2021 Schedule – updated June 29, 2021

Annual Meeting and Registration, Friday, September 17th

Registration on Friday evening, September 17th, will be held at Blue Ridge Community College Conference Center in Flat Rock, NC.  Dinner will be served with wine tasting. Following the annual Society meeting, Joe Forrest will give a short overview presentation on what we will see and learn during the next two days.  The evening will conclude with a first for the Carolina Geological Society – interviews via Zoom with Dr. Rainer Kuendig and Dr. Will Finger in Switzerland, and with Dr. Alex Maltman in Wales.  In 2018, Kuendig and Finger published a book (“Stein und Wein”) on the relationship of geology to viticulture in Switzerland.  Maltman has published numerous papers on the role of geology in viticulture, and his book “Vineyards, Rocks, and Soils: The Wine Lover’s Guide to Geology” (also published in 2018) is a popular examination of the issue.  The two books take somewhat differing views on the subject, which is a major theme of this year’s field trip. 

In the Field, Saturday, September 18th

On Saturday, September 18th, buses will depart downtown Hendersonville at 8:00am and drive down the Blue Ridge escarpment to the Inner Piedmont region for our first stop at the site of a tragic 2018 landslide in the Pacolet River Valley.  The stop provides a fascinating combination of geomorphology and geohazards, viticulture and climatology. Stop #2 will be at Parker-Binns Vineyards, where we will (1) begin our exploration of the origins of the rugged, precipitous Blue Ridge escarpment and its relationship to the Piedmont and Blue Ridge plateau, and (2) have an overview of the complex climate and weather patterns of the southern Blue Ridge and the role they play in viticulture.  We will then ascend the Blue Ridge escarpment and take our lunch break at Jackson Park in Hendersonville.  Following lunch, Stop #3 will be at Marked Tree Vineyards, which is located directly on the Eastern Continental Divide and illustrates the effects of the breaching of an earlier divide by the Broad River.  Stop #4, the final of the day, is at St. Paul Mountain Vineyards and Appalachian Ridge Cidery, where attendees can choose among four activities, including (1) an opportunity to simply sit and enjoy a glass of wine or cider, (2) a relaxing tour of the winery and cidery operations, (3) a more vigorous, but not overly stressful, hike in the cidery orchard with talk on sustainable agriculture by the vineyard/cidery owner, and (4) a talk on the history of viticulture in North Carolina, with emphasis on the fascinating modern phase.  This last stop of the day is a great place to rest and enjoy the setting sun before returning to downtown Hendersonville. 

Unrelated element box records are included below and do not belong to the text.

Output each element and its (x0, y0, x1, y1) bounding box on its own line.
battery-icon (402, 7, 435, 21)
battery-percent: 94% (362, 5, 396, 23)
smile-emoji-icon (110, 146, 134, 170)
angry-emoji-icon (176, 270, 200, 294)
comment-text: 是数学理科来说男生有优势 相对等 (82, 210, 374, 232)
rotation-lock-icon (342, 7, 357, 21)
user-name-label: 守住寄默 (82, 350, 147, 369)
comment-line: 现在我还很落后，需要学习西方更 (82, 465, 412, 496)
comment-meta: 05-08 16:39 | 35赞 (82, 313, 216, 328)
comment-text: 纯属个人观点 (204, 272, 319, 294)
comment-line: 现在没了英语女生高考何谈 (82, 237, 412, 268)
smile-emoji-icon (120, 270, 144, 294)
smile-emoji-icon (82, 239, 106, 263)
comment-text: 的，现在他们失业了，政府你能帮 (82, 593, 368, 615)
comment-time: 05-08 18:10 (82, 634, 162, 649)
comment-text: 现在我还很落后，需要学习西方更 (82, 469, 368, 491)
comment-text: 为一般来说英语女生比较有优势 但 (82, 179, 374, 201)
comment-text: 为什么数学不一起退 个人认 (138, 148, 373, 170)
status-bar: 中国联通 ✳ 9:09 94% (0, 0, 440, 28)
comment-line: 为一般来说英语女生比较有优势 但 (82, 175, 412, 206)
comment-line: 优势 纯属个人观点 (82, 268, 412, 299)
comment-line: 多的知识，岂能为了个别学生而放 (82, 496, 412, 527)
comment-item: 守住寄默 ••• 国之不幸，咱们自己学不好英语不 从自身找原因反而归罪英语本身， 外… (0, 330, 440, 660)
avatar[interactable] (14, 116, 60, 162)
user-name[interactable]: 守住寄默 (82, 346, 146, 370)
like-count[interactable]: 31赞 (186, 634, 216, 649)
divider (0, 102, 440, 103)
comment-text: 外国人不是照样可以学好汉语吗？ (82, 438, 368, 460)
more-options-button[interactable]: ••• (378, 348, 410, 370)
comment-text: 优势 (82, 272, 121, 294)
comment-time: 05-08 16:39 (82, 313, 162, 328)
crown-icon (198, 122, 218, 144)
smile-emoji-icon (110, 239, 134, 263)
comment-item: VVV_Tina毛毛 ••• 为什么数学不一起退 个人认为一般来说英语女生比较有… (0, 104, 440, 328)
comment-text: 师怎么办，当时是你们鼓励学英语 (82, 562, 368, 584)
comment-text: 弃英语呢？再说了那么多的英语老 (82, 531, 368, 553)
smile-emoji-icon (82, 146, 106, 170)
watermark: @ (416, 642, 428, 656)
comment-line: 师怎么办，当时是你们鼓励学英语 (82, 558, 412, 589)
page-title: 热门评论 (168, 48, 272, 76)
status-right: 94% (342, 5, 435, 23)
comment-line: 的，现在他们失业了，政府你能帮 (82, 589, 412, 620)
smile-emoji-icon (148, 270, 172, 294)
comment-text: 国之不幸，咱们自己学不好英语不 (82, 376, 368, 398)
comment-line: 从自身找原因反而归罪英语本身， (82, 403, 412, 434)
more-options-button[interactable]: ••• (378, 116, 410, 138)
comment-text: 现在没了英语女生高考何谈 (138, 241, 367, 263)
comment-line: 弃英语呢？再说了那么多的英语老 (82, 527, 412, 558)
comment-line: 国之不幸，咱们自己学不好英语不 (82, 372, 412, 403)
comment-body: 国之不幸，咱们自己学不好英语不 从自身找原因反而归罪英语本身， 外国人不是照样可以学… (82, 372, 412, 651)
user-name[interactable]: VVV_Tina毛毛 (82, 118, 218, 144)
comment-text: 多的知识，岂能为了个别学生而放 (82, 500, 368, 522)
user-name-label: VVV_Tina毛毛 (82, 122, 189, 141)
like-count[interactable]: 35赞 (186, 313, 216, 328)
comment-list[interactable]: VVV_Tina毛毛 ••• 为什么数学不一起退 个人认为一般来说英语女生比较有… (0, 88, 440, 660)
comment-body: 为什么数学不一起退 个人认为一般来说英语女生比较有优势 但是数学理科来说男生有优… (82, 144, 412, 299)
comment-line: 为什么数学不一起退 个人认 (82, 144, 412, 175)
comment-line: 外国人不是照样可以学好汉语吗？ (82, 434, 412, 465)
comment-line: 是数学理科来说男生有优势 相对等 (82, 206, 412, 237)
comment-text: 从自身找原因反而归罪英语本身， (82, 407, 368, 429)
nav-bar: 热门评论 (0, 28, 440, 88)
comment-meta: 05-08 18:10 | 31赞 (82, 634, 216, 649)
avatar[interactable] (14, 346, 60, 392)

In the Field, Sunday, September 19th  

On Sunday, September 19th we will depart Hendersonville at 8:30am and drive to the Biltmore Estate Winery, which is the most visited winery in the US.  Though thousands of people visit the winery at Biltmore, the estate’s vineyards are not normally accessible to the public, so our visit may be a once-in-a-lifetime opportunity to view and learn about an interesting and controversial site.  At the end of the visit, the very gracious team at Biltmore will provide us with a wine pouring and toast to the Carolina Geological Society and to North Carolina viticulture.  On our way back to Hendersonville we will conclude the excursion with a stop on Point Lookout Mountain for a spectacular view of the Blue Ridge plateau, the Blue Ridge escarpment, and the Eastern Continental Divide.  If weather conditions are right, you will have a view of Mount Mitchell, the highest point of the Appalachians, and a final toast to the magnificent beauty of our southern Appalachians.

Possible Additional Stop on Sunday, September 19th Burntshirt Vineyards has invited us to visit its high vineyard (3600’) on the Blue Ridge escarpment.   This site is one of the most beautiful vineyards in eastern America (See accompanying picture) and one of the highest, but is not easily accessible, due to the steep and winding dirt trail to the site.  We are not sure the school buses we normally use can make this climb.  We may be able to hire smaller vans that can accommodate 12-15 passengers and offer an extra stop on Sunday afternoon for those who wish to experience this gorgeous site.  There would be an extra fee for this visit to cover costs of the vans.  More on this possibility in a later update.